A lot of spectacle, pretty funny and well executed, but ultimately it felt like they were too clever. Audi is trying to be luxury for those who don’t want luxury or something like that. That might be the right position for them, and this ad communicates it well, but there’s not emotional component to it other than the basic message. Compare this ad to the Chrysler ad or the VW ad, which one moves you more?

Still, it’s good to see brands going after each other at the Super Bowl, gets me excited for 2012.

Super Bowl ads remind me of big Hollywood blockbusters, full of sound and fury but ultimately as forgettable as Transformers or X-Men. The best blockbusters, like the best ads are the ones that focus the sound and fury in service of an emotion and a message. The best way to do that is to tell a story. The best ad this year was probably the least expensive to shoot, the same thing was true of my favorite ad from last year.  You can be simple and powerful if you focus on story and emotion instead of spectacle and being clever.

A day late and a dollar short

February 16, 2010

Super Bowl ads are usually high in entertainment and gimmicks, but low in effectiveness and message.  In other words they make me laugh, but they don’t do much to help me remember the product they’re selling.  Here check out this list of best Super Bowl ads from ad age.  There are a lot of laughs, but how many of those laughs are connected to the brand message?  How many make you want to use the product or even have some relevant link to the product they’re selling?

And there’s this:

It tells a story, it sells a message.  It’s elegant and not overblown — it cuts across expectation for Super Bowl ads, it’s quiet where most are loud, and simple where most are frenetic.

Compare it with this ad for Microsoft Bing (not a Super Bowl ad):

What is search overload?  What is a decision engine?  What does it have to do with folks riffing stream of consciousness? What does it have to do with Bing?
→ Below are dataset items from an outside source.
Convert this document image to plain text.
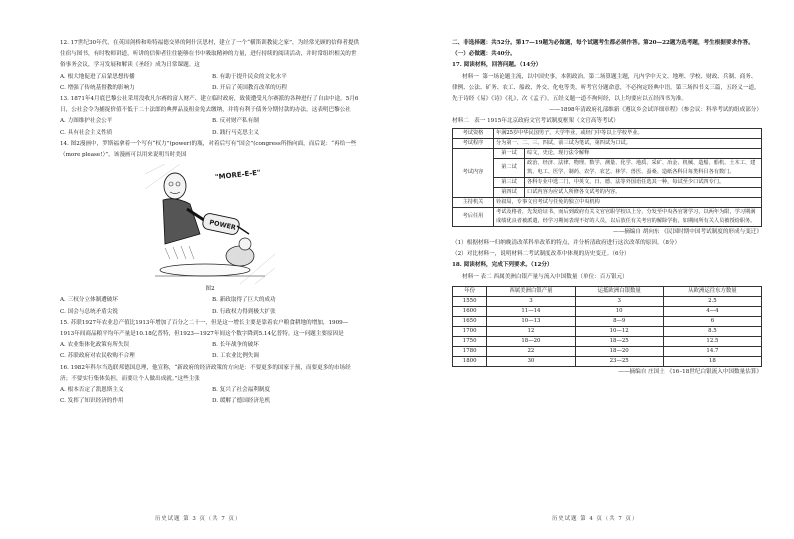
12. 17世纪30年代，在英国剑桥和哈特福德交界的阿什沃思村，建立了一个“横笛训教徒之家”，为经常光顾的信仰者提供住宿与图书，有时牧师讲道，听讲的信仰者往往能够在书中吸取精神的力量，进行持续的阅读活动，并时常组织相关的世俗事务会议，学习发展和解读《圣经》成为日常课题。这

A. 根大地促进了启蒙思想传播	B. 有助于提升民众的文化水平
C. 增强了传统基督教的影响力	D. 开启了英国教育改革的历程

13. 1871年4月底巴黎公社采用没收凡尔赛的富人财产、建立临时政府，致使遭受凡尔赛派的各种进行了自由中途。5月6日，公社会令为捕捉价值不低于二十法郎的典押品及租金免去缴纳，并将有利于债务分期付款的办法。这表明巴黎公社

A. 力图维护社会公平	B. 反对财产私有制
C. 具有社会主义性质	D. 践行马克思主义

14. 图2漫画中，罗斯福拿着一个写有“权力”(power)的瓶，对着后写有“国会”(congress所指向面，而后说：“再给一些（more please!）”，该漫画可以用来说明当时美国

"MORE-E-E"
POWER

图2

A. 三权分立体制遭破坏	B. 新政取得了巨大的成功
C. 国会与总统矛盾尖锐	D. 行政权力得到极大扩张

15. 苏联1927年农业总产值比1913年增加了百分之二十一，但是这一增长主要是靠着农户粮食耕地的增加，1909—1913年间商品粮平均年产量是10.18亿普特，但1923—1927年间这个数字降到5.14亿普特。这一问题主要原因是

A. 农业集体化政策有所失误	B. 长年战争的破坏
C. 苏联政府对农民收购不合理	D. 工农业比例失调

16. 1982年科尔当选联邦德国总理，他宣称，“新政府的经济政策的方向是：不要更多的国家于预，而要更多的市场经济；不要实行集体负担，而要让个人做出成就。”这些主张

A. 根本否定了凯恩斯主义	B. 复兴了社会福利制度
C. 发挥了知识经济的作用	D. 缓解了德国经济危机
历史试题 第 3 页（共 7 页）

二、非选择题：共52分。第17—19题为必做题，每个试题考生都必须作答。第20—22题为选考题，考生根据要求作答。

（一）必做题：共40分。

17. 阅读材料，回答问题。（14分）

材料一 第一场论题主流，以中国史事，本朝政治。第二场算题主题，凡内学中天文、地理、学校、财政、兵制、商务、律例、公法、矿务、农工、船政、外交、化电等类，听考官分题命意，不必拘定经典中语。第三场四书义三篇，五经义一道，先于诗经《易》《诗》《礼》，次《孟子》，五经义题一道不拘何经，以上均要应以五经四书为准。

——1898年清政府礼部维新《遵议乡会试详细章程》（参会议：科举考试的组成部分）

材料二 表一 1915年北京政府文官考试制度框架（文官高等考试）

考试资格	年满25岁中华民国男子，大学毕业，或经门中等以上学校毕业。	
考试程序	分为第一、二、三、四试，前三试为笔试，第四试为口试。	
考试内容	第一试	综文，史论，现行法令解释
	第二试	政治、经济、法律、物理、数学、测量、化学、地质、采矿、冶金、机械、造船、船机、土木工、建筑、电工、医学、制药、农学、农艺、林学、兽医、蚕桑、造纸各科目每类科目各有数门。
	第三试	各科专业中选二门，中英文，日、德、法等外国语任选其一种，每试至少口试四专门。
	第四试	口试内容为应试人所修各文试考的内容。
主持机关	铨叙局，专事文官考试与任免的独立中央机构	
考后任用	考试及格者，先发给证书，而后到政府有关文官官职学校以上分，分发至中央各官署学习，以两年为限，学习期满成绩优良者被派遣，经学习期间表现不好的人员，以后放任有关考官的解除学衔，如期间所有关人员被授给职务。	

——摘编自 胡向东 《民国时期中国考试制度的形成与变迁》

（1）根据材料一归纳晚清改革科举改革的特点，并分析清政府进行这次改革的原因。（8分）

（2）对比材料一，说明材料二考试制度改革中体现的历史变迁。（6分）

18. 阅读材料，完成下列要求。（12分）

材料一 表二 西属美洲白银产量与流入中国数量（单位：百万银元）

年份	西属美洲白银产量	运抵欧洲白银数量	从欧洲运往东方数量
1550	3	3	2.5
1600	11—14	10	4—4
1650	10—13	8—9	6
1700	12	10—12	8.5
1750	18—20	18—25	12.5
1780	22	18—20	14.7
1800	30	23—25	18

——摘编自 庄国土 《16–18世纪白银流入中国数量估算》

历史试题 第 4 页（共 7 页）
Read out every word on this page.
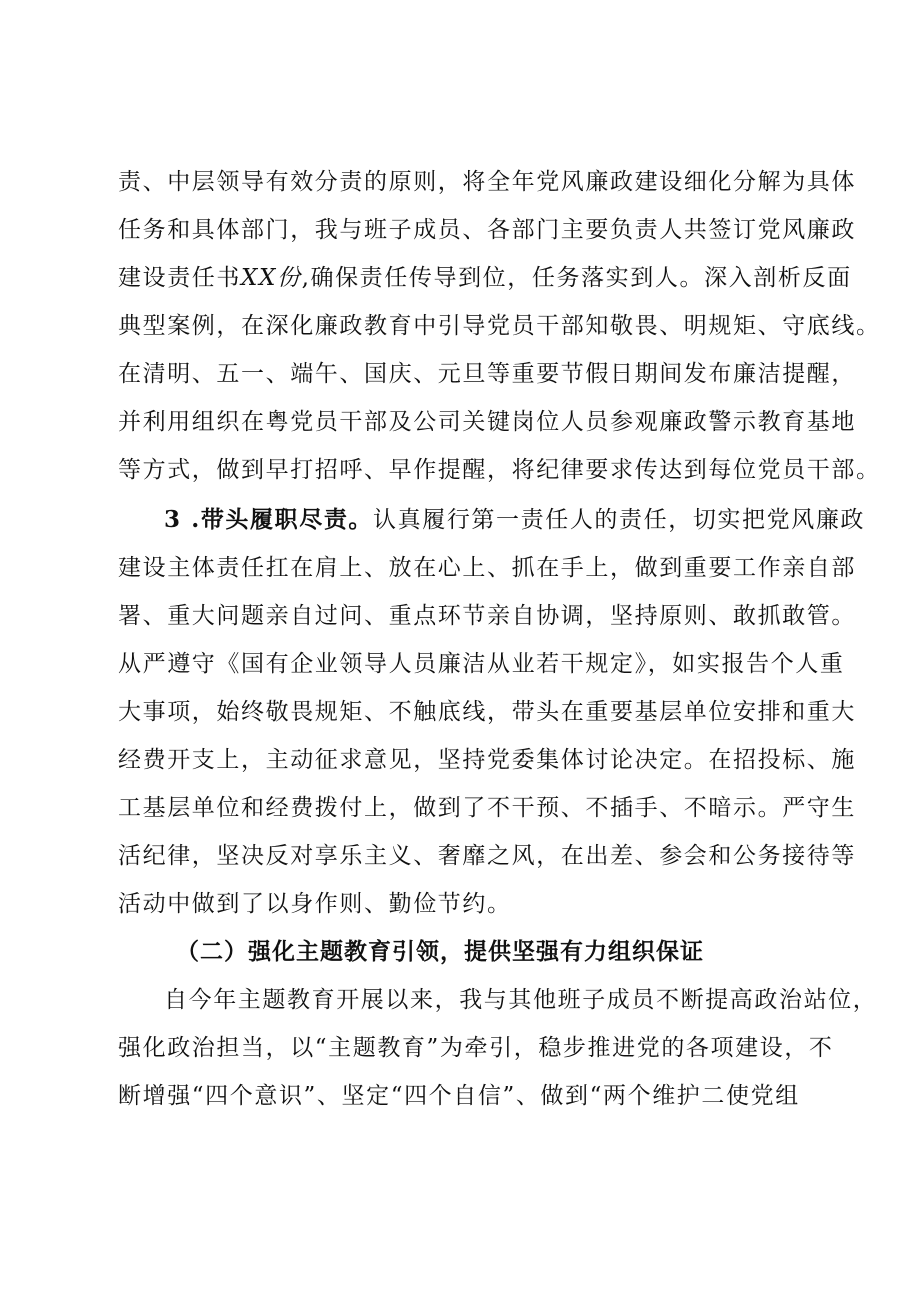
责、中层领导有效分责的原则，将全年党风廉政建设细化分解为具体
任务和具体部门，我与班子成员、各部门主要负责人共签订党风廉政
建设责任书XX份,确保责任传导到位，任务落实到人。深入剖析反面
典型案例，在深化廉政教育中引导党员干部知敬畏、明规矩、守底线。
在清明、五一、端午、国庆、元旦等重要节假日期间发布廉洁提醒，
并利用组织在粤党员干部及公司关键岗位人员参观廉政警示教育基地
等方式，做到早打招呼、早作提醒，将纪律要求传达到每位党员干部。
3 .带头履职尽责。认真履行第一责任人的责任，切实把党风廉政
建设主体责任扛在肩上、放在心上、抓在手上，做到重要工作亲自部
署、重大问题亲自过问、重点环节亲自协调，坚持原则、敢抓敢管。
从严遵守《国有企业领导人员廉洁从业若干规定》，如实报告个人重
大事项，始终敬畏规矩、不触底线，带头在重要基层单位安排和重大
经费开支上，主动征求意见，坚持党委集体讨论决定。在招投标、施
工基层单位和经费拨付上，做到了不干预、不插手、不暗示。严守生
活纪律，坚决反对享乐主义、奢靡之风，在出差、参会和公务接待等
活动中做到了以身作则、勤俭节约。
（二）强化主题教育引领，提供坚强有力组织保证
自今年主题教育开展以来，我与其他班子成员不断提高政治站位，
强化政治担当，以“主题教育”为牵引，稳步推进党的各项建设，不
断增强“四个意识”、坚定“四个自信”、做到“两个维护二使党组
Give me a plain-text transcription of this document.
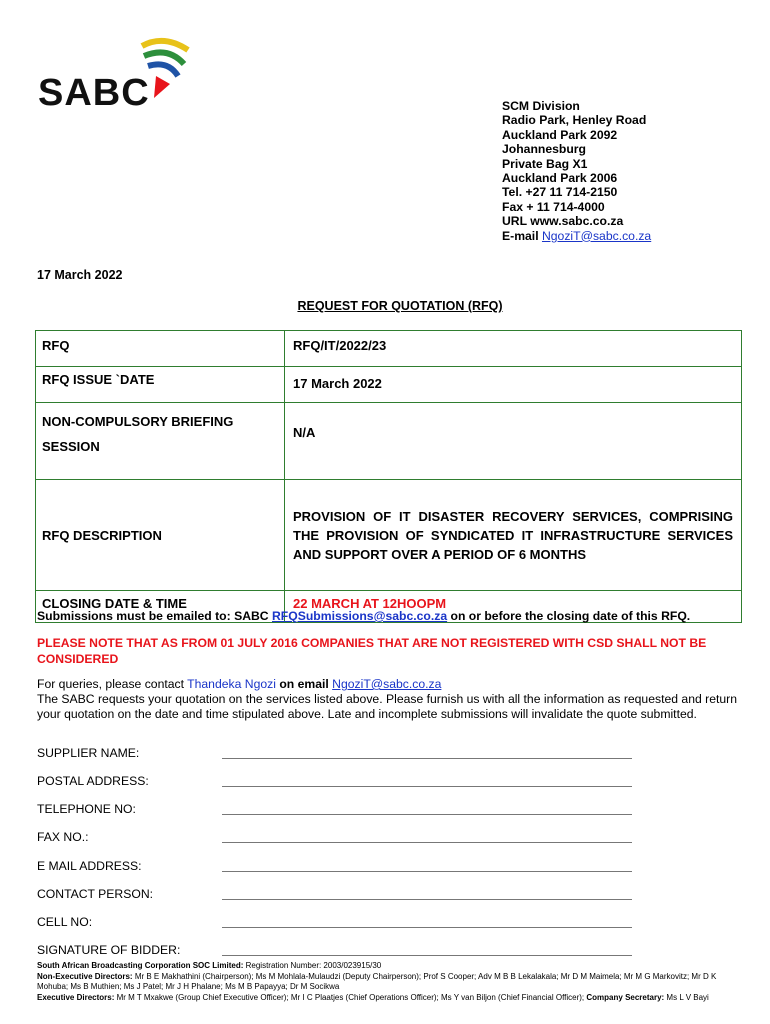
SABC	SCM Division
Radio Park, Henley Road
Auckland Park 2092
Johannesburg
Private Bag X1
Auckland Park 2006
Tel. +27 11 714-2150
Fax + 11 714-4000
URL www.sabc.co.za
E-mail NgoziT@sabc.co.za
17 March 2022
REQUEST FOR QUOTATION (RFQ)
RFQ	RFQ/IT/2022/23
RFQ ISSUE `DATE	17 March 2022

NON-COMPULSORY BRIEFING
SESSION	N/A
RFQ DESCRIPTION	PROVISION OF IT DISASTER RECOVERY SERVICES, COMPRISING THE PROVISION OF SYNDICATED IT INFRASTRUCTURE SERVICES AND SUPPORT OVER A PERIOD OF 6 MONTHS

CLOSING DATE & TIME	22 MARCH AT 12HOOPM
Submissions must be emailed to: SABC RFQSubmissions@sabc.co.za on or before the closing date of this RFQ.
PLEASE NOTE THAT AS FROM 01 JULY 2016 COMPANIES THAT ARE NOT REGISTERED WITH CSD SHALL NOT BE CONSIDERED
For queries, please contact Thandeka Ngozi on email NgoziT@sabc.co.za
The SABC requests your quotation on the services listed above. Please furnish us with all the information as requested and return your quotation on the date and time stipulated above. Late and incomplete submissions will invalidate the quote submitted.
SUPPLIER NAME:
POSTAL ADDRESS:
TELEPHONE NO:
FAX NO.:
E MAIL ADDRESS:
CONTACT PERSON:
CELL NO:
SIGNATURE OF BIDDER:
South African Broadcasting Corporation SOC Limited: Registration Number: 2003/023915/30
Non-Executive Directors: Mr B E Makhathini (Chairperson); Ms M Mohlala-Mulaudzi (Deputy Chairperson); Prof S Cooper; Adv M B B Lekalakala; Mr D M Maimela; Mr M G Markovitz; Mr D K Mohuba; Ms B Muthien; Ms J Patel; Mr J H Phalane; Ms M B Papayya; Dr M Socikwa
Executive Directors: Mr M T Mxakwe (Group Chief Executive Officer); Mr I C Plaatjes (Chief Operations Officer); Ms Y van Biljon (Chief Financial Officer); Company Secretary: Ms L V Bayi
Now Google needs no introduction to most internet folks, but still this ad is about brand storytelling.  It cements the idea of Google as a part of our lives, even as our lives change, and we remember it because it tells the oldest story of all: Boy meets Girl.

On Hooks and MacGuffins

February 8, 2010

Sometimes the commercial is the thing, and sometimes it’s just a hook — something to get your attention, get you interested.  It’s different from just spitting on the table in that there’s usually more behind it then attention, that is, the hook is just the beginning, you’re trying to get attention to eventually drive that motivation to someplace.

There was a lot of controversy over this commercial and CBS’s decision to run it, after rejecting other political messages. All that attention just played into Focus for the Family’s hands, they used Tim Tebow and the Super Bowl as a hook.  Had this ad run almost any other time it would have gotten some notice, but would be deemed innocuous enough.

The ad is pretty simple, with Tebow’s mother telling a story, how Tim was her “miracle baby” and she still worries about him.  The tackle part is down right stupid, it just doesn’t work — it’s the wrong tone for this spot, and feels more like it belonged in a beer commercial or a snickers commercial (which I guess is genre appropriate for most Super Bowl ads).

There no mention of choice or abortion, though all the earned (free) media filled in the details of her story for Focus on the Family.  That’s the genius of this Focus’ plan, the attention they got drove the story, at the end of the day, the ad was just a MacGuffen.

This ad served its purpose, but ultimately the ad itself wasn’t very important, but it worked anyway.